Zhang Xingyuan, Ji Zhicheng
Department of Biostatistics and Bioinformatics, Duke University School of Medicine, Durham, NC, USA.
Computational Biology and Bioinformatics Program, Duke University School of Medicine, Durham, NC, USA.
Res Sq. 2025 Aug 12:rs.3.rs-7151095. doi: 10.21203/rs.3.rs-7151095/v1.

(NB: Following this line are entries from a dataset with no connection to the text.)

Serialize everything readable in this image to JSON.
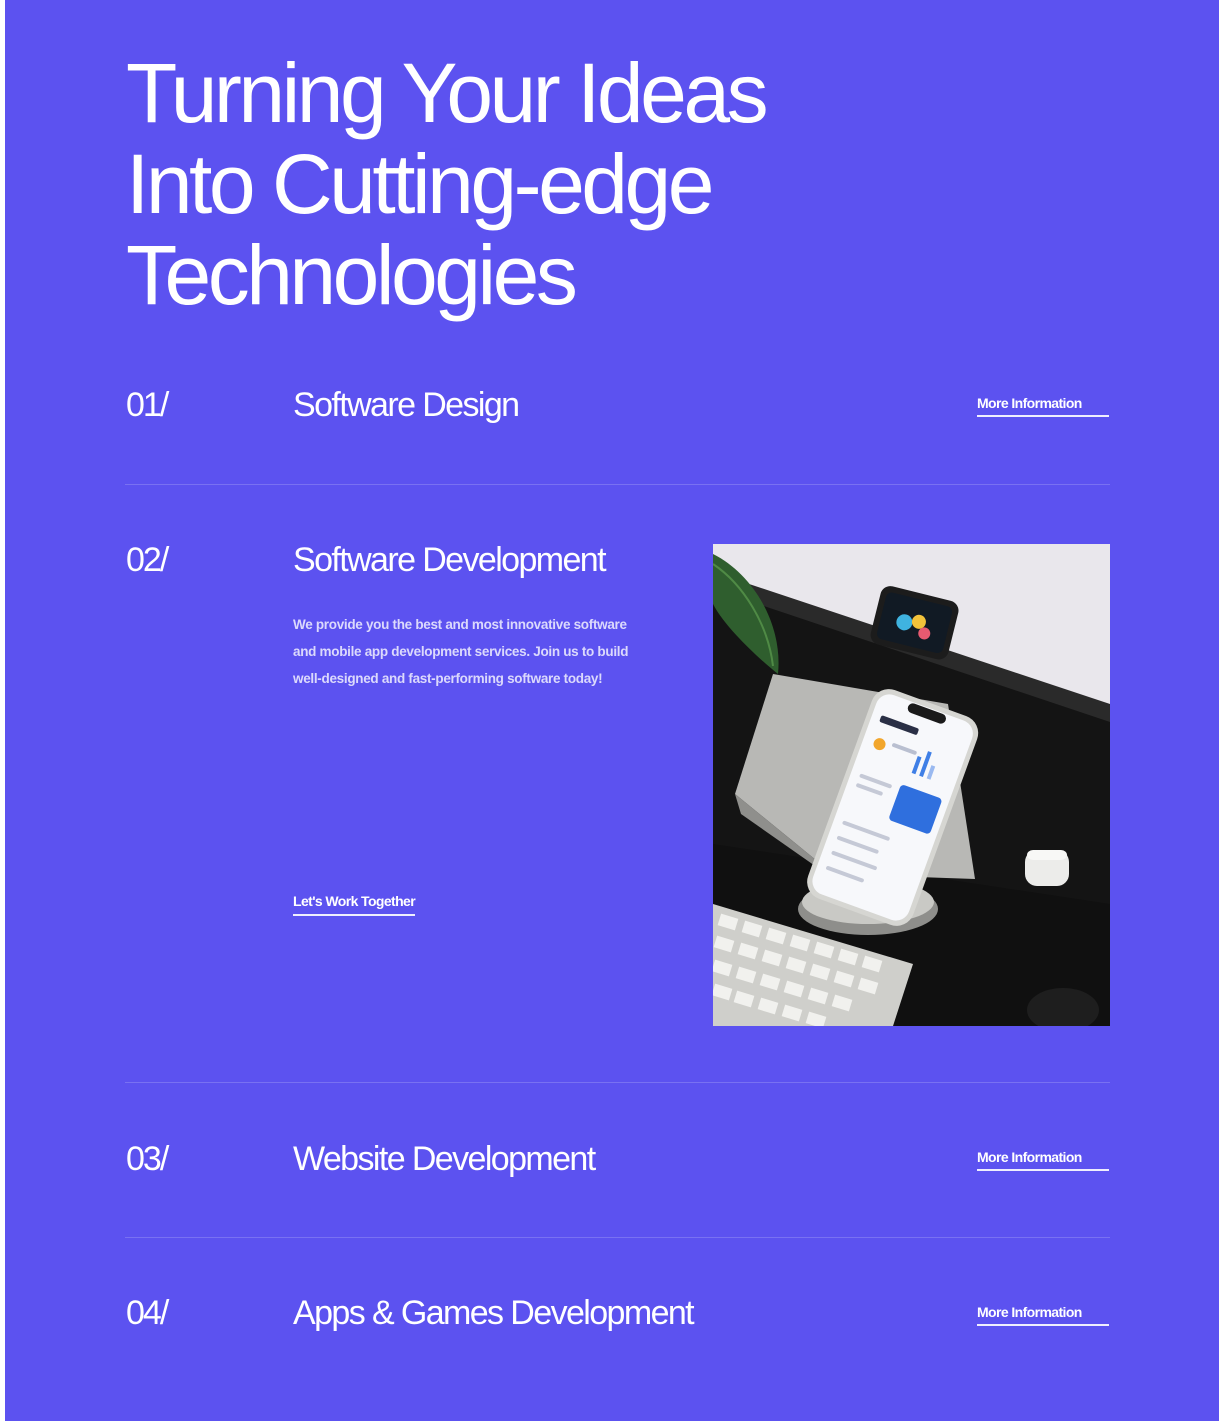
{
  "hero": {
    "title_lines": [
      "Turning Your Ideas",
      "Into Cutting-edge",
      "Technologies"
    ]
  },
  "services": [
    {
      "number": "01/",
      "title": "Software Design",
      "link": "More Information"
    },
    {
      "number": "02/",
      "title": "Software Development",
      "description": "We provide you the best and most innovative software and mobile app development services. Join us to build well-designed and fast-performing software today!",
      "cta": "Let's Work Together",
      "image_subject": "smartphone on a stand in front of a monitor and keyboard"
    },
    {
      "number": "03/",
      "title": "Website Development",
      "link": "More Information"
    },
    {
      "number": "04/",
      "title": "Apps & Games Development",
      "link": "More Information"
    }
  ],
  "colors": {
    "background": "#5c52f0",
    "text": "#ffffff",
    "divider": "rgba(255,255,255,0.18)"
  }
}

A major challenge in integrating previously analyzed single-cell RNA-seq studies is the inconsistency of cell type annotations. To address this, we developed GCTHarmony, an LLM-based method for harmonizing cell type annotations across single-cell studies. Utilizing OpenAI's text embedding model, GCTHarmony accurately maps arbitrary cell type annotations to standardized cell ontology terms and reconciles discrepancies in annotation hierarchies across studies. In a real data example, we show that GCTHarmony substantially improves the consistency of cell type annotations across single-cell studies.
整合先前分析的单细胞RNA测序研究的一个主要挑战是细胞类型注释的不一致性。为了解决这个问题,我们开发了GCTHarmony,这是一种基于大语言模型的方法,用于协调单细胞研究中的细胞类型注释。利用OpenAI的文本嵌入模型,GCTHarmony可以将任意细胞类型注释准确地映射到标准化的细胞本体术语,并协调各研究中注释层次结构的差异。在一个实际数据示例中,我们表明GCTHarmony显著提高了单细胞研究中细胞类型注释的一致性。